В глазах Дамблдора мелькнули сожаление и сострадание — он немедленно стер их (вероятно, помня о том, каким Сириус был гордецом), но они были столь глубокими, что не заметить их было невозможно. Вместо благодарной симпатии Сириус ощутил злость, но истоки ее были слишком размыты, чтобы он понял их. Возможно, проклятые дементоры, забирая теплые воспоминания, одарили его ею.

— Здравствуйте, директор, — наконец прохрипел он.

Когда Сириус закашлялся, Дамблдор был вынужден убрать руки с его плеч; теперь он вернул одну ладонь на место и сжал ею руку Сириуса.

— Когда я услышал, что тебя только что отпустили, сразу же вышел следом, надеясь тебя нагнать. Хорошо, что мы не успели разминуться. Если ты никуда не спешишь, я был бы рад пообедать с тобой вместе.

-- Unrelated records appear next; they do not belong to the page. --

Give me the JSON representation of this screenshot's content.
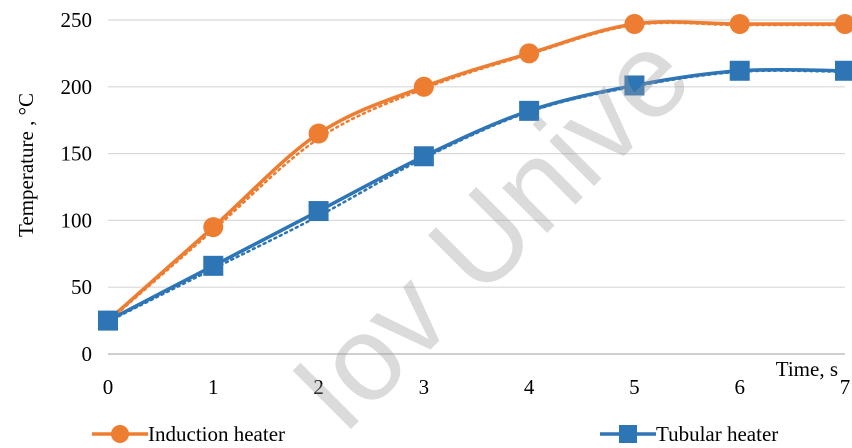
{
  "chart_data": {
    "type": "line",
    "title": "",
    "xlabel": "Time, s",
    "ylabel": "Temperature , °C",
    "x": [
      0,
      1,
      2,
      3,
      4,
      5,
      6,
      7
    ],
    "xlim": [
      0,
      7
    ],
    "ylim": [
      0,
      250
    ],
    "x_ticks": [
      "0",
      "1",
      "2",
      "3",
      "4",
      "5",
      "6",
      "7"
    ],
    "y_ticks": [
      "0",
      "50",
      "100",
      "150",
      "200",
      "250"
    ],
    "grid": "horizontal",
    "legend_position": "bottom",
    "series": [
      {
        "name": "Induction heater",
        "color": "#ED7D31",
        "marker": "circle",
        "values": [
          25,
          95,
          165,
          200,
          225,
          247,
          247,
          247
        ],
        "trendline": "dotted"
      },
      {
        "name": "Tubular heater",
        "color": "#2E75B6",
        "marker": "square",
        "values": [
          25,
          66,
          107,
          148,
          182,
          201,
          212,
          212
        ],
        "trendline": "dotted"
      }
    ]
  },
  "watermark": "Iov Unive"
}
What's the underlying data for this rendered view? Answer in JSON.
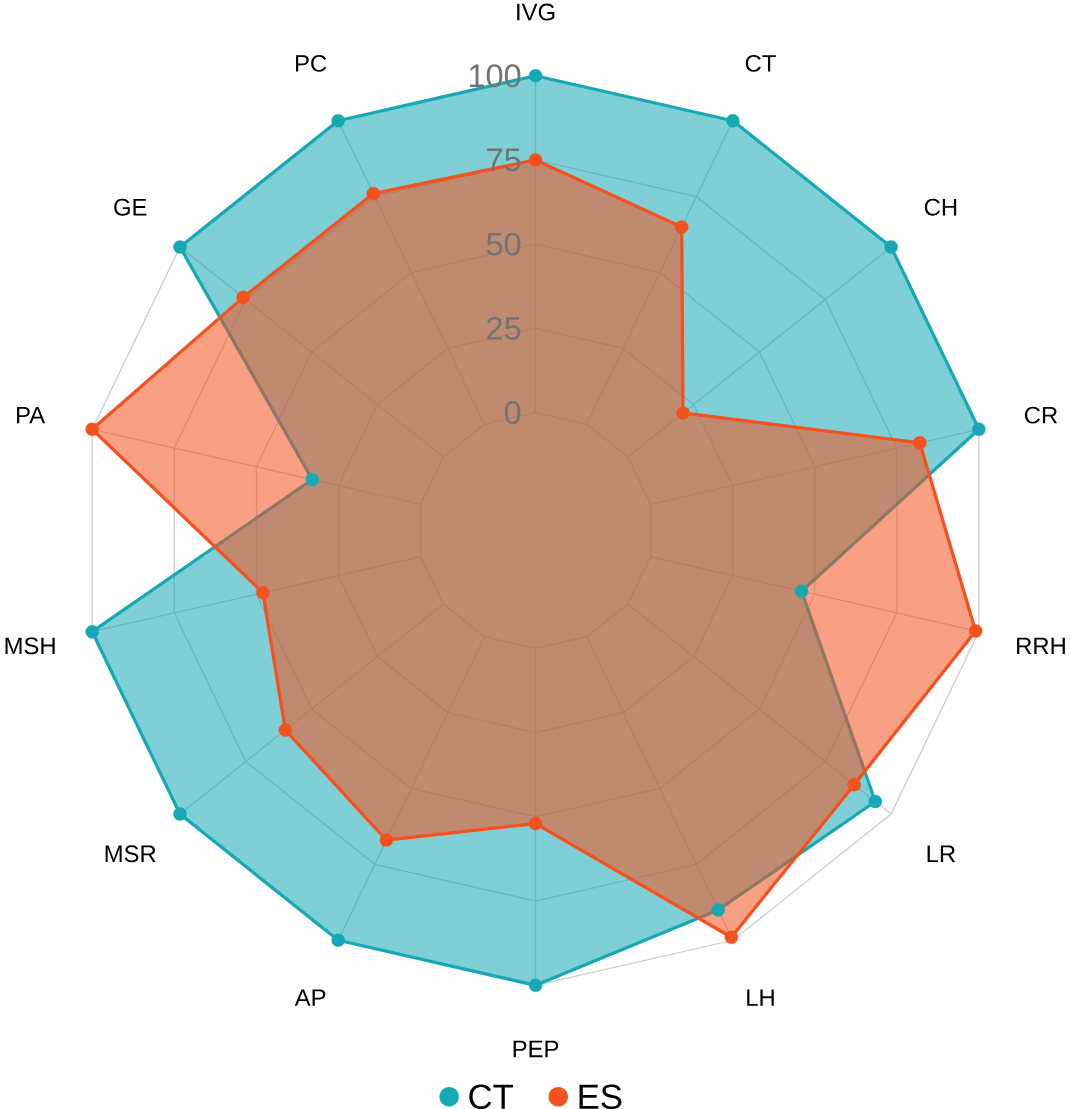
{
  "chart_data": {
    "type": "radar",
    "categories": [
      "IVG",
      "CT",
      "CH",
      "CR",
      "RRH",
      "LR",
      "LH",
      "PEP",
      "AP",
      "MSR",
      "MSH",
      "PA",
      "GE",
      "PC"
    ],
    "series": [
      {
        "name": "CT",
        "color": "#16a9b5",
        "values": [
          100,
          100,
          100,
          100,
          46,
          94,
          90,
          100,
          100,
          100,
          100,
          33,
          100,
          100
        ]
      },
      {
        "name": "ES",
        "color": "#f4511e",
        "values": [
          75,
          65,
          21,
          82,
          99,
          86,
          99,
          52,
          67,
          60,
          48,
          100,
          76,
          76
        ]
      }
    ],
    "ylim": [
      -35,
      100
    ],
    "yticks": [
      0,
      25,
      50,
      75,
      100
    ],
    "grid": true,
    "legend": "bottom",
    "marker": "circle"
  }
}
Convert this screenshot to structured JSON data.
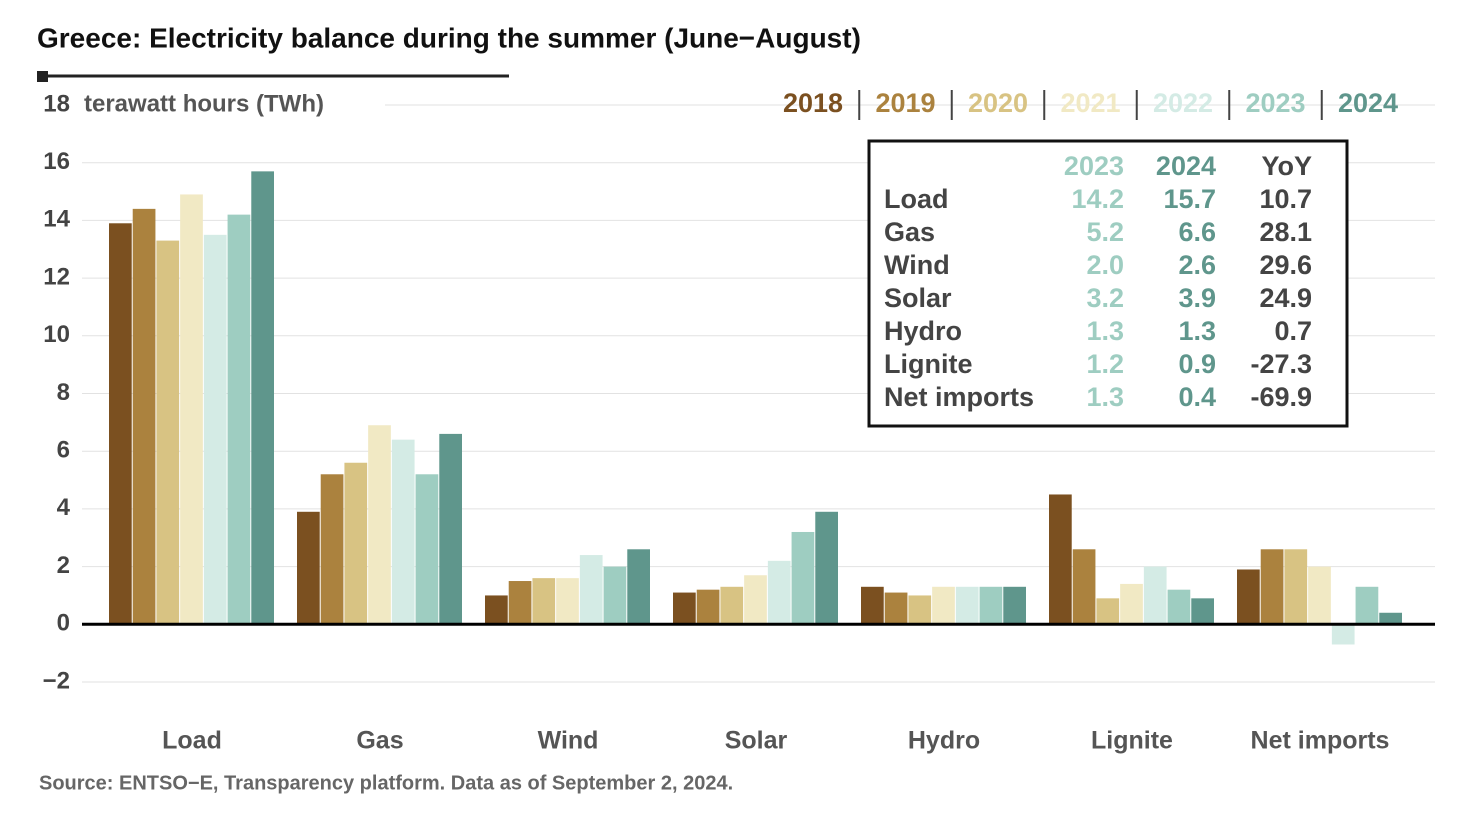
{
  "chart_data": {
    "type": "bar",
    "title": "Greece: Electricity balance during the summer (June−August)",
    "y_label": "terawatt hours (TWh)",
    "source": "Source: ENTSO−E, Transparency platform. Data as of September 2, 2024.",
    "categories": [
      "Load",
      "Gas",
      "Wind",
      "Solar",
      "Hydro",
      "Lignite",
      "Net imports"
    ],
    "series": [
      {
        "name": "2018",
        "color": "#7b5020",
        "values": [
          13.9,
          3.9,
          1.0,
          1.1,
          1.3,
          4.5,
          1.9
        ]
      },
      {
        "name": "2019",
        "color": "#ab823e",
        "values": [
          14.4,
          5.2,
          1.5,
          1.2,
          1.1,
          2.6,
          2.6
        ]
      },
      {
        "name": "2020",
        "color": "#d8c383",
        "values": [
          13.3,
          5.6,
          1.6,
          1.3,
          1.0,
          0.9,
          2.6
        ]
      },
      {
        "name": "2021",
        "color": "#f1e9c4",
        "values": [
          14.9,
          6.9,
          1.6,
          1.7,
          1.3,
          1.4,
          2.0
        ]
      },
      {
        "name": "2022",
        "color": "#d4ebe5",
        "values": [
          13.5,
          6.4,
          2.4,
          2.2,
          1.3,
          2.0,
          -0.7
        ]
      },
      {
        "name": "2023",
        "color": "#9ecdc1",
        "values": [
          14.2,
          5.2,
          2.0,
          3.2,
          1.3,
          1.2,
          1.3
        ]
      },
      {
        "name": "2024",
        "color": "#5f968c",
        "values": [
          15.7,
          6.6,
          2.6,
          3.9,
          1.3,
          0.9,
          0.4
        ]
      }
    ],
    "ylim": [
      -2,
      18
    ],
    "yticks": [
      {
        "value": -2,
        "label": "−2"
      },
      0,
      2,
      4,
      6,
      8,
      10,
      12,
      14,
      16,
      18
    ],
    "grid": true,
    "legend": "top-right",
    "table": {
      "columns": [
        "2023",
        "2024",
        "YoY"
      ],
      "rows": [
        [
          "Load",
          "14.2",
          "15.7",
          "10.7"
        ],
        [
          "Gas",
          "5.2",
          "6.6",
          "28.1"
        ],
        [
          "Wind",
          "2.0",
          "2.6",
          "29.6"
        ],
        [
          "Solar",
          "3.2",
          "3.9",
          "24.9"
        ],
        [
          "Hydro",
          "1.3",
          "1.3",
          "0.7"
        ],
        [
          "Lignite",
          "1.2",
          "0.9",
          "-27.3"
        ],
        [
          "Net imports",
          "1.3",
          "0.4",
          "-69.9"
        ]
      ]
    }
  }
}
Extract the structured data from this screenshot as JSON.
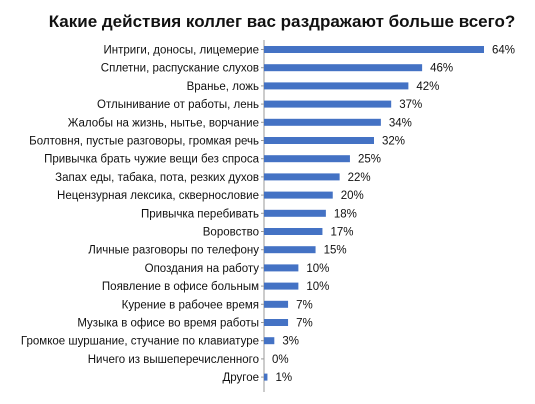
{
  "chart_data": {
    "type": "bar",
    "orientation": "horizontal",
    "title": "Какие действия коллег вас раздражают больше всего?",
    "xlabel": "",
    "ylabel": "",
    "xlim": [
      0,
      64
    ],
    "grid": false,
    "legend": "none",
    "bar_color": "#4472C4",
    "categories": [
      "Интриги, доносы, лицемерие",
      "Сплетни, распускание слухов",
      "Вранье, ложь",
      "Отлынивание от работы, лень",
      "Жалобы на жизнь, нытье, ворчание",
      "Болтовня, пустые разговоры, громкая речь",
      "Привычка брать чужие вещи без спроса",
      "Запах еды, табака, пота, резких духов",
      "Нецензурная лексика, сквернословие",
      "Привычка перебивать",
      "Воровство",
      "Личные разговоры по телефону",
      "Опоздания на работу",
      "Появление в офисе больным",
      "Курение в рабочее время",
      "Музыка в офисе во время работы",
      "Громкое шуршание, стучание по клавиатуре",
      "Ничего из вышеперечисленного",
      "Другое"
    ],
    "values": [
      64,
      46,
      42,
      37,
      34,
      32,
      25,
      22,
      20,
      18,
      17,
      15,
      10,
      10,
      7,
      7,
      3,
      0,
      1
    ],
    "value_labels": [
      "64%",
      "46%",
      "42%",
      "37%",
      "34%",
      "32%",
      "25%",
      "22%",
      "20%",
      "18%",
      "17%",
      "15%",
      "10%",
      "10%",
      "7%",
      "7%",
      "3%",
      "0%",
      "1%"
    ]
  }
}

От вежливого предположения Дамблдора о том, что Сириус мог сейчас куда-то спешить, он едва не рассмеялся в четвертый раз, но поостерегся лишний раз тревожить голосовые связки. Остерегаться чего бы то ни было не было в характере Сириуса, но хронический азкабанский фарингит (и ему очень повезет, если это не ангина), заставил его проявить осторожность.

— Мне совершенно некуда спешить, директор.

Когда Дамблдор опустил руку к его предплечью, чтобы аппарировать их обоих, Сириус ощутил неясный протест, но и его причину понять не смог (не успел): душная воронка аппарации засосала его.


* * *


Кабинет директора лишь немного изменился с тех пор, когда Сириус последний раз был в нем. Воспоминание об этом было странно подернуто дымкой; тогда они с Джеймсом получили по месяцу отработок за стычку с Сопливусом. Недовольство от длительности отработки скрашивалось знанием о том, что Снейп провел в больничном крыле несколько дней. Думать об этом было приятно.

Возможно, это было достаточно мерзкое воспоминание, чтобы его не повредили дементоры.

Дамблдор изменился столь же немного, сколь и его кабинет: лишь в паутинчатый узор неглубоких морщин вплелилась пара новых бороздок, но голубые глаза глядели все так же проницательно и ясно. Он отдал приказ домовому эльфу и, когда тот исчез, предложил Сириусу чай.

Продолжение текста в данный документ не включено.